Comparative Analysis
To see how exclusively self-directed learning platforms encourage their students, we pinpointed relevant features in Leetcode, Codecademy, and Khan Academy. Since many Sail() users are CMU students, we also looked at platforms used by CMU CS courses like AutoLab, Gradescope, and Web Class to identify features CMU students might expect.
We found many unique features on various platforms that fell into feedback content, formatting, and social interactions students could have with instructors and each other.
Document Existing Team Knowledge
Team members with Teaching Assistant experience in CMU CS courses documented their assumptions, facts, and questions on the problems that students face related to text-based feedback, based on real-life experiences.

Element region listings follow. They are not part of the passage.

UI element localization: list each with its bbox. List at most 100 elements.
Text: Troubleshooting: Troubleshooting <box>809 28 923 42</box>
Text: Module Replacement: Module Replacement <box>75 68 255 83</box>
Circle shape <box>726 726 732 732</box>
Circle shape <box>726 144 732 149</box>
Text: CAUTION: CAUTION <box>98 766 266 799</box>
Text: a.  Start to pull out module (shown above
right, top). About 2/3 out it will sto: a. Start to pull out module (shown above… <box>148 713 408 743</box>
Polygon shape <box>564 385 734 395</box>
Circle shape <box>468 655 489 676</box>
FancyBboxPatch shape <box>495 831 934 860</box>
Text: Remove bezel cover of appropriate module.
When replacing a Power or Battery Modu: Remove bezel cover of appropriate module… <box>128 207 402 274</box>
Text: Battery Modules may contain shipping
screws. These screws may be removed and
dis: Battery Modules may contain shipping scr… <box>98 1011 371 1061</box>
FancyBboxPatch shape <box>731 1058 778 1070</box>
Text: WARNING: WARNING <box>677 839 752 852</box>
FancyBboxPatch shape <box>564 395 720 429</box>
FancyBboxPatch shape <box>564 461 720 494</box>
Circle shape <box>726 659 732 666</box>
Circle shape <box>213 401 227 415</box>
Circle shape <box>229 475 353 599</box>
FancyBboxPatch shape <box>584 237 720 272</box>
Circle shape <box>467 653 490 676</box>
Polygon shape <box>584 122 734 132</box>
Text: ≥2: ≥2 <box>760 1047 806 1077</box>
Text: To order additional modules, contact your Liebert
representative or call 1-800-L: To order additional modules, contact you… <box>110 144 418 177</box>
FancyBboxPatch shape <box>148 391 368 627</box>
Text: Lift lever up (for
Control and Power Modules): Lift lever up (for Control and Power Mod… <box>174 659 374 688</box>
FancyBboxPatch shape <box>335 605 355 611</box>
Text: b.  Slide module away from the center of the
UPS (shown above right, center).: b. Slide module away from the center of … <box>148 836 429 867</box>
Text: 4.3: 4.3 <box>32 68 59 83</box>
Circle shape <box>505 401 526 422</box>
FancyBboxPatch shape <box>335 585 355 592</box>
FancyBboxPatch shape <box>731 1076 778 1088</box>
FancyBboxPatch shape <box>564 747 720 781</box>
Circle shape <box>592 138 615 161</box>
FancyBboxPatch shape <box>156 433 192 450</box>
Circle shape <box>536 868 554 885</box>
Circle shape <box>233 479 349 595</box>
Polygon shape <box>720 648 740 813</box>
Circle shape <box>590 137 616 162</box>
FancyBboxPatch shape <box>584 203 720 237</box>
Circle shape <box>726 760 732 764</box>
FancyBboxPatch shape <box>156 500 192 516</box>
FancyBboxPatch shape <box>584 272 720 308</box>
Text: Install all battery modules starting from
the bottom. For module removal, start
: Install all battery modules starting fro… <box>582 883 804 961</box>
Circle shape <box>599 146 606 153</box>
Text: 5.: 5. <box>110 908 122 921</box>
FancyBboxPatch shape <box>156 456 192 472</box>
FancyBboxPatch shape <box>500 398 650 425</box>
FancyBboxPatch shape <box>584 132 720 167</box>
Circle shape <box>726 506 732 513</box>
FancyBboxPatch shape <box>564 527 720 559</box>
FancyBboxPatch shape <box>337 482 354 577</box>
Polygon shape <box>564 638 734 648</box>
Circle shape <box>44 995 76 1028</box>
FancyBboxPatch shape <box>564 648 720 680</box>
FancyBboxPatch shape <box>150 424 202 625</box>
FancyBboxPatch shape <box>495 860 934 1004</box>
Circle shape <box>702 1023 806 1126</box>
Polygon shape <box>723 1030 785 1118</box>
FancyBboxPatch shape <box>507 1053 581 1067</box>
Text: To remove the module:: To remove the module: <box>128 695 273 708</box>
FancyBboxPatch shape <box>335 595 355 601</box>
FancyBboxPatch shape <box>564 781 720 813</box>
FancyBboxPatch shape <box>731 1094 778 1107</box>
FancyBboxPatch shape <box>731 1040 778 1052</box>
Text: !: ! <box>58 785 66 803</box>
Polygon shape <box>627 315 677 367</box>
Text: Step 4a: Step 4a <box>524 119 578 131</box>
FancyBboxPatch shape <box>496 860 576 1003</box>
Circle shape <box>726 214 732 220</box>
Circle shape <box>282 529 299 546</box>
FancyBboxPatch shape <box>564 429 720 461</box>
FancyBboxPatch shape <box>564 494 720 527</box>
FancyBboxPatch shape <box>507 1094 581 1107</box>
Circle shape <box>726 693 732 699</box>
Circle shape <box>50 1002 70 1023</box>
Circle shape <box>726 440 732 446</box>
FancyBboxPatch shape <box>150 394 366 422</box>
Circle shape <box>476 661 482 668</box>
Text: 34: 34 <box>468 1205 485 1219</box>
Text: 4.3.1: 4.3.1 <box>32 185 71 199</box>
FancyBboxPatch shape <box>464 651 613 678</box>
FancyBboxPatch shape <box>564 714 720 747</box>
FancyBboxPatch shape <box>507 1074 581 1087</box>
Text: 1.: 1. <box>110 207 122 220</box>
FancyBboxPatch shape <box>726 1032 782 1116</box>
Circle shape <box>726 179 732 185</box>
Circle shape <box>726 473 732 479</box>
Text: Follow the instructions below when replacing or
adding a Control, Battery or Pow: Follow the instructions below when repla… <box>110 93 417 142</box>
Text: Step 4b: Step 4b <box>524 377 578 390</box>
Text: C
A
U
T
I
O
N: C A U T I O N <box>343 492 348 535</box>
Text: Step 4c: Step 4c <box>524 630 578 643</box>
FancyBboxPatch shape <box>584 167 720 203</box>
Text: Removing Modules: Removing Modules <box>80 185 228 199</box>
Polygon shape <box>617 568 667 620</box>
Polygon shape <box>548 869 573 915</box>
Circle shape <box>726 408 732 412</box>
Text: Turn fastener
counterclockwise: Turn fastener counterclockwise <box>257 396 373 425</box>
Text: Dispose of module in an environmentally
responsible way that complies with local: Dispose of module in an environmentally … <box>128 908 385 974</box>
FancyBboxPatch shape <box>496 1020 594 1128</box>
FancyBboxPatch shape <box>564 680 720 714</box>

We identified gaps in our knowledge, which contributed to what we focused on during the semi-structured interviews.
Design Walkthrough of Current Interface
We signed into the Sail() platform and went through a course, learning concepts, completing projects, and receiving feedback. We then created a user journey map and identified the actions and goals that students take to complete a project.
Semi-Structured Interviews + Think Alouds
We conducted 3 one-hour interviews with course authors and 5 thirty-minute interviews with students. For the each interview, we generally had three sections:
• Introductory questions to understand their background and experience with Sail().
• Think aloud of a most recent auto-grader feedback file (for authors) or project (for students).
• Conclusion questions to reflect on how the participant would use a magic wand to fix any existing issues.
Author Interview Session
Student Interview Session
Disclaimer: The faces of the interview participants and teammates are blurred to protect their privacy.
To derive key findings, we created an affinity diagramming. We started by grouping notes from author and student interviews into findings for each stakeholder.
Author Interview Affinity Diagram
Student Interview Affinity Diagram
We combined the findings from author and student interviews to inform our finalized insights.